Question

Alex Cross has purchased an annuity for $70,000 and is to receive $600 per month for...

Alex Cross has purchased an annuity for $70,000 and is to receive $600 per month for life. He is 65 years old and has a life expectancy of 14 years.

a. Apply the exclusion ratio formula to determine how much of his annual annuity income is TAXABLE. Your answer should be in dollars.
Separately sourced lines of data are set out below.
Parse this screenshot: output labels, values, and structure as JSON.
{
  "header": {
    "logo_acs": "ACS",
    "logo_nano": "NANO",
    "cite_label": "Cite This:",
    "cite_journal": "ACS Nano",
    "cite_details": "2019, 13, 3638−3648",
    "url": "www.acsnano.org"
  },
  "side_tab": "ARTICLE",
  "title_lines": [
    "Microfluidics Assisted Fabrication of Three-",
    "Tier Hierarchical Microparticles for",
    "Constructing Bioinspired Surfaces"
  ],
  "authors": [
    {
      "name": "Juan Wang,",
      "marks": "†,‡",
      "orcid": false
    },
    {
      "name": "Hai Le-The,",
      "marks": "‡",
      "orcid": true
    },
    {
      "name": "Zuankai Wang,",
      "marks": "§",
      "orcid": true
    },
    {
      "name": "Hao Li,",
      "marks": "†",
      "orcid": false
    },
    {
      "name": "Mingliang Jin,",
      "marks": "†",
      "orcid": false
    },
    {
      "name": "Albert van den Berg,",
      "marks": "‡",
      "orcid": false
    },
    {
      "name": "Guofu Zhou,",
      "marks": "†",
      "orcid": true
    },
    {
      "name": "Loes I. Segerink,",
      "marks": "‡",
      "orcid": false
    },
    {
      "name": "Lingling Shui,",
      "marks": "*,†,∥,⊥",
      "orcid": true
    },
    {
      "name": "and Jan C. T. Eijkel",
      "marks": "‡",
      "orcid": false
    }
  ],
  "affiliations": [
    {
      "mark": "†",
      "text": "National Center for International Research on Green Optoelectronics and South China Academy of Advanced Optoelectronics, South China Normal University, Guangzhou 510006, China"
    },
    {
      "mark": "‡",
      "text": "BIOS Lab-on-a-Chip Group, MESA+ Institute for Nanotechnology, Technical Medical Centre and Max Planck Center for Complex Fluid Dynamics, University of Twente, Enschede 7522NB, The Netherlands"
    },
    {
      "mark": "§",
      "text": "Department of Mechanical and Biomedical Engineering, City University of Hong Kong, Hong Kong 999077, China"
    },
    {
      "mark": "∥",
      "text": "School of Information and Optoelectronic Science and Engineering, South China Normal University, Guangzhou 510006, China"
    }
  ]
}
b. If Cross is still alive and collecting annuity payments at age 81, what percentage of his income is TAXABLE?

Homework Answers

Answer #1

calculate your exclusion ratio by dividing your initial investment by your number of payment periods. Each month anything over the exclusion ratio amount would be considered taxable income

Initial investment = $70000

Expected no. of payments = 14 years = 14*12 months = 168months

Exclusion ratio = 70,000/168 = $416.67 per month

Taxable income per month = $600 - $416.67 = $183.33

Annual taxable income = $183.33*12 = $2200

(b) For a lifetime annuity, you calculate the exclusion ratio as in a standard, fixed-period annuity contract. At a certain point, however, you will have collected back the entire initial investment. At this point, the exclusion ratio will fall off and the entire income of the annuity will become taxable.

If you survive for more than 14 years, your entire annuity amount will be taxed.